Excerpt from book 1 of the Conversations With Sasquatch, series The Encounter.
5
On my return to Big Creek, I am aware of some recent activity by other humans. It is not only the physical signs, like the matted down grass and discarded cigarette butts, but also the remnants of their auras. People leave in their wake good or bad vibrations that can hang around and be felt from here to eternity unless cleansed from the emotionally disturbed space. What I am feeling at the moment is not good, and it isn’t long before I find a half dozen empty beer cans and several Twinkie wrappers scattered about.
I have never known beer and Twinkies to mix well with the forest. I am hoping it is just a sign of some rebellious teenagers getting away from the claustrophobic demands of their parents, and what I am seeing is discarded pieces of their rebellion and carelessness that have been shed like the skin of a snake.
My hopes get permanently dashed when I find more cigarette butts and a game camera locked in place to a small sapling of birch. There is a generous pile of untouched corn a few yards away from the lens that snaps my picture. I stick out my tongue and give it the finger.
Tecumseh would throw a fit if he saw this disrespectful approach to the fine art of hunting. I can literally hear one of his angry rants echoing through the forest as I decide what to do.
“They leave their ugly scent behind like mangy dogs that seem to have a purpose to piss on everything,” Tecumseh rails. “They are thankless of all but their own gratification. I weep when I think about how the ancestors of such vile men invaded our tee-pees with their spirits of evil. I pray our eternal wills continue to be reborn without such an abominable weakness for whiskey.”
I look around and heft a broken hardwood bow about the size and shape of a baseball bat. I contemplate and weigh it for my purpose. Knowing I have been captured on the camera, I have decided prudence would be my best course of action.
I wind up and take a healthy cut and catch the camera square in the face. It explodes into different pieces and is not easy to gather back together, but I find the photo chip and slip it into my pocket. The rest of the camera pieces and every other sign of human presence, I put in my gathering bag. All that is left is the cable and lock still wrapped around the birch. I apologize in the name of Tecumseh and cut the cable free.
I then backtrack and gather the beer cans and Twinkie wrappers, finger-rake the grasses back to standing the best I can, and collect all the cigarette butts. I am happily gratified to feel the forest rejoice.
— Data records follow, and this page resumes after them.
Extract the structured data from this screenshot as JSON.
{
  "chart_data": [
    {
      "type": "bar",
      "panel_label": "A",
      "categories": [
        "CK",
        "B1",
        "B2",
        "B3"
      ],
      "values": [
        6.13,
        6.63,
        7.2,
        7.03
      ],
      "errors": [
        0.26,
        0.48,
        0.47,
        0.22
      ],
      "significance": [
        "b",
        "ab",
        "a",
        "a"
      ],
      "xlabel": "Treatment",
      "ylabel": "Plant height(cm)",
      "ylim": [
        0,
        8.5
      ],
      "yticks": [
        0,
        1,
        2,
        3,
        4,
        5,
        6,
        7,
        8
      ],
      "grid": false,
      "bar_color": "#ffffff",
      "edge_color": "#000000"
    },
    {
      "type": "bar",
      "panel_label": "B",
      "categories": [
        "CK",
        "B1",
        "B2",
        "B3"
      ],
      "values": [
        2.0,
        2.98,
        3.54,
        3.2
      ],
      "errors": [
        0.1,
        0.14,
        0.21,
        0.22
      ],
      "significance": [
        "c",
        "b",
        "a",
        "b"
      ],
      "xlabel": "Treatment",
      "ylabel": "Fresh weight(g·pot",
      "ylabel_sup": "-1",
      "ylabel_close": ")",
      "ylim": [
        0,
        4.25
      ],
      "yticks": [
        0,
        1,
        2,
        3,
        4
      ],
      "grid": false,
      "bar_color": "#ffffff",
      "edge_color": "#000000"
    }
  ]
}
With the area cleansed of trash and bad vibrations, I am able to return to contemplating my original purpose. I had been looking forward to another philosophical melding with my Bigfoot friend, Loquius.
I have been pondering, that if the Sasquatch are immortal beings that have roamed this planet since the beginning of time, then they have survived the endless disasters of climate change, including ice ages, volcanos, earthquakes, drought, famine, asteroids, and even pandemics.
Man is relatively new to the game, and what is most important in this age of narcissism, are the symbiotic relationships that have and can be further developed between man and nature; each one can enhance the other when common sense and basic ethics are applied to such things as forestry, farming, housing, and industry. Even cities can be redesigned with regenerative energy and agriculture in mind. Man is basically good and will strive for the greatest good for all concerned when he realizes that one lifetime is but a growing and cleansing journey for his immortal soul. To survive, you have to learn that you do not shit in the bed to which you must return.
I hope to garner much more insight into what answers Sasquatch might have to help the human race as it seemingly hurtles unawares towards oblivion.
As I trek, I am elated to have removed the footprints of the litterbugs and their bad vibes. The forest has returned to its harmonious songs within itself. I hear the distant drumming of a partridge, the chatter of squirrels, and the peeping of some snipes at the edge of a meadow filled with dancing grasses. A porcupine scuttles over a log, parks it itself in a defensive posture and raises its quills as I pass nearby.
The walk to meet Sasquatch is over two miles of ever changing terrain. The forest is rife with organic smells and subtle changes of temperature. I have come to recognize many sun dappled openings verdant with ferns as well as groves of various trees. I am traversing the edge of the hardwoods that are easier to navigate than the thick cedars, tag alders and small pines that thrive next to the creek.
It is on the ridge where the hardwoods turn to cedars that Sasquatch appears. I am immediately struck by the aggressiveness portrayed in his muscular stance. There is nothing soft or serene in his posture towards me. My first instinct is to cut and run, but I will myself to keep my poise and hold my ground.
He vocalizes an unearthly bugle of screeching sounds that all but rattle my bones. Instantly, there is movement to his right and another Sasquatch appears at his side.